At Florida-based Landstar, the news was relatively brighter. Net income for its fiscal third quarter totalled $36.3 million, or 86 cents per share, falling 7.6%, from $39.3 million, or 90 cents per share a year earlier. Revenue slipped to $788 million from $842 million. This latest per-share performance was 5 cents better than a consensus estimate by analysts.

Landstar’s recent fiscal third quarter ended on Sept. 24, while its third quarter of 2015 ended on Sept. 26.

Gross profit, which the company defines as revenue less the cost of purchased transportation and commissions to agents, was $121.8 million in the 2016 third quarter compared to $126.8 million a year earlier. 

Truck transportation revenue hauled by independent contractors and truck brokerage carriers in the 2016 third quarter totaled $732.9 million, or 93% of revenue, the same  percentage as a year earlier, but the year ago figure was higher at $779.8 million.

“Overall, we continued to have difficult year-over-year comparisons to 2015, driven mostly by tougher overall industry conditions in 2016,” said Landstar's President and CEO Jim Gattoni. “Landstar executed well when considering the softness in U.S. manufacturing and more readily available truck capacity in 2016.”

He said given this environment, Landstar managed a 4% increase in the number of loads hauled via truck in the 2016 third quarter over the 2015 third quarter, when excluding approximately 20,000 truckloads hauled via unsided/platform equipment for an automotive project in the 2015 third quarter.

According to Landstar, revenue per load on loads hauled via truck in the 2016 third quarter was 5% below the 2015 third quarter. However, Gattoni pointed out, this represents a sequential improvement.

Revenue per load on loads hauled via truck in the 2016 first quarter compared to the 2015 first quarter and in the 2016 second quarter compared to the 2015 second quarter decreased 10% and 9%, respectively.

Also, the average cost of a gallon of diesel fuel was approximately 10% lower during the 2016 third quarter compared to the 2015 third quarter, putting additional pressure on pricing, especially as it related to loads hauled via truck brokerage carriers, according to the company.

Gattoni said the softer pricing environment contributed to the decline in the 2016 third quarter operating margin, which was 48%, compared to 50.4% in the 2015 third quarter.

Looking at the current fourth quarter, Gattoni said, "I expect the slow growth environment we have experienced during the first three quarters of 2016 to continue through the 2016 fourth quarter. As was the case in our 2016 second and third quarters, fourth quarter 2016 over fourth quarter 2015 revenue comparisons will include the effects of revenue derived from [an] automotive project.” Landstar’s 2015 fourth quarter included approximately $38 million in revenue from approximately 19,000 loads hauled via truck related to that project.

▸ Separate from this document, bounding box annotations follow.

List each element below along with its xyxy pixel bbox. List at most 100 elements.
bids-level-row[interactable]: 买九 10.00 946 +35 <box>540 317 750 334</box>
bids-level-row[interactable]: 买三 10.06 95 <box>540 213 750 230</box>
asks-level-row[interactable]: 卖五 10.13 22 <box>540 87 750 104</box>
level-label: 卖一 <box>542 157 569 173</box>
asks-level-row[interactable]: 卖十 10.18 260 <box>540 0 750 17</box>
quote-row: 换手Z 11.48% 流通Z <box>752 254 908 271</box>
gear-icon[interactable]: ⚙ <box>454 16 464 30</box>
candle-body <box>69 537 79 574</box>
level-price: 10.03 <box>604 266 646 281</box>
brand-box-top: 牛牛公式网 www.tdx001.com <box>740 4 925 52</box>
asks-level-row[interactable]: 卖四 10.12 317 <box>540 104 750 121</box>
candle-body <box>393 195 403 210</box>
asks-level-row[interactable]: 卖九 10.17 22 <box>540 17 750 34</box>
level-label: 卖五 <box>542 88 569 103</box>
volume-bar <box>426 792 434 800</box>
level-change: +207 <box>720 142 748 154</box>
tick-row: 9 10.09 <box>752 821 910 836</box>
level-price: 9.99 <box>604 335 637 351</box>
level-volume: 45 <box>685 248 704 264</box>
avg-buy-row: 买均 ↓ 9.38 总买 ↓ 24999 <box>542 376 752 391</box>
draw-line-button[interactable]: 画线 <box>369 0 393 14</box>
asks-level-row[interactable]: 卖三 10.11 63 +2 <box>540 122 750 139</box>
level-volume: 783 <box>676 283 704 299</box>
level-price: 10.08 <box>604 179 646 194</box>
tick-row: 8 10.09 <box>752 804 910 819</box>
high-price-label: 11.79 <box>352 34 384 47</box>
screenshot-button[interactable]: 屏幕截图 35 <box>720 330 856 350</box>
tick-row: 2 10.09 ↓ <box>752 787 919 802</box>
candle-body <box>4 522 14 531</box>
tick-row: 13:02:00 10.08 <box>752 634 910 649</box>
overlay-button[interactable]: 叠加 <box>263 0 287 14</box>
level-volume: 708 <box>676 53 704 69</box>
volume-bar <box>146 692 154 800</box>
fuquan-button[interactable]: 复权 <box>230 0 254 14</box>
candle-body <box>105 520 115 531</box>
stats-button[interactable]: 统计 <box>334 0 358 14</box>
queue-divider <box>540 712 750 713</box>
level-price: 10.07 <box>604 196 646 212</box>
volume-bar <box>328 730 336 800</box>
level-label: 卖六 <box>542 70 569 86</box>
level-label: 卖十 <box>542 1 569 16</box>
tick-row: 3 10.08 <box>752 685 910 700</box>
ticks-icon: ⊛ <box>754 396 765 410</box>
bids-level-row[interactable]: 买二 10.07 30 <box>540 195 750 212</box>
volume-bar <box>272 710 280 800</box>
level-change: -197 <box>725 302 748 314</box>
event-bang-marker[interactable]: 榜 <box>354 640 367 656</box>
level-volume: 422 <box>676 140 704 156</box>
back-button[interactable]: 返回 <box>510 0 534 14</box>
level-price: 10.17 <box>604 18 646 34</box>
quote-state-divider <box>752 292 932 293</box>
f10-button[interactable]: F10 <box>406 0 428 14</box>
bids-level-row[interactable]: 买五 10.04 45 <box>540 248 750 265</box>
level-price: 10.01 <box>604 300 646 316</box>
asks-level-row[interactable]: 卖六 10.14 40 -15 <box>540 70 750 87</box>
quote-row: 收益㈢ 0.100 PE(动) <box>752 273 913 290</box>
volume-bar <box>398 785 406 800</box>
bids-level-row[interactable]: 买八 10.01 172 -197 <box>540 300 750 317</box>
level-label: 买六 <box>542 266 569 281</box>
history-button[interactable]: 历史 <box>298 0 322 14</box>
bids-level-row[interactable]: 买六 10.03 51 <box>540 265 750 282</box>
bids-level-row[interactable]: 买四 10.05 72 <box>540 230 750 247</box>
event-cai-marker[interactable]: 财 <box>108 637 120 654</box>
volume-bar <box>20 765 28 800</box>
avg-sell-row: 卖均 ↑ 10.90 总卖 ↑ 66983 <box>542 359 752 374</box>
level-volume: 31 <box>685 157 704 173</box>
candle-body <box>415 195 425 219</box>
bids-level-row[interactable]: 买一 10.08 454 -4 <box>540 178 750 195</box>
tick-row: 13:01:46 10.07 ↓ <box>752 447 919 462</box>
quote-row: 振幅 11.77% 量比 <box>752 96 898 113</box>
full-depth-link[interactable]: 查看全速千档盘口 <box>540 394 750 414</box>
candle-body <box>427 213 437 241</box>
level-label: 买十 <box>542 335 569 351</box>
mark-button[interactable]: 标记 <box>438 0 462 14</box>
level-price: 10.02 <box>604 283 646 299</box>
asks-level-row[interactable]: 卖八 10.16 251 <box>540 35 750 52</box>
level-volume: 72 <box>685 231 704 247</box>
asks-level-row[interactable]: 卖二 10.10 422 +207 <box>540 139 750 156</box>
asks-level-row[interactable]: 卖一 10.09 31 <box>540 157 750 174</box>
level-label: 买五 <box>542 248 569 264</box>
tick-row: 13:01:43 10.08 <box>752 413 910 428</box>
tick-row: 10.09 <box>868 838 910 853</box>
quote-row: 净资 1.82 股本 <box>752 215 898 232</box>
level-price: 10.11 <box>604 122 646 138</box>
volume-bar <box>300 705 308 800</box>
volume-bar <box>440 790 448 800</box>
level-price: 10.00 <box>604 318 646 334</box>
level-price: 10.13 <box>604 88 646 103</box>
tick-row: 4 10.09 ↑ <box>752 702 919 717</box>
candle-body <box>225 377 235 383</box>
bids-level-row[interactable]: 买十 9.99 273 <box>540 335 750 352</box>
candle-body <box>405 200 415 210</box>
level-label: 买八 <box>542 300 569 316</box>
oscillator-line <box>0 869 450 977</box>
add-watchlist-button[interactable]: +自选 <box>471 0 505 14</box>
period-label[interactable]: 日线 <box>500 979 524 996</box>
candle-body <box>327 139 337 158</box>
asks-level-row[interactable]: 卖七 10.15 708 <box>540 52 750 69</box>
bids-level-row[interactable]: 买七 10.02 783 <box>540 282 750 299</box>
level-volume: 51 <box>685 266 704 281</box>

“Through the first few weeks of October, we have experienced the normal seasonal pattern for revenue per load on loads hauled via truck and, therefore, I anticipate revenue per load on loads hauled via truck to be below prior year's fourth quarter in a mid-single digit range, consistent with the 2016 third quarter compared to the 2015 third quarter.”

Landstar's fiscal year ends on the last Saturday of the calendar year, which this year is Dec. 31, 2016, resulting in fiscal year 2016 representing a 53-week period. Because of this, its 2016 fourth quarter includes an extra week of operations.

“The number of loads hauled via truck during the first few weeks of October is trending slightly ahead of the historical third quarter to fourth quarter trend,” Gattoni said. “Assuming that trend continues, and given the extra week in the 2016 fourth quarter, I would expect the number of loads hauled via truck in the 2016 fourth quarter to exceed the 2015 fourth quarter in a low-single digit range. As such, I expect 2016 fourth quarter revenue to be in a range of $800 million to $850 million.”

He added, that assuming insurance and claims cost are in line are in line with previous years, the company expects earnings per share to be in a range of 85 cents to 90 cents in the 2016 fourth quarter.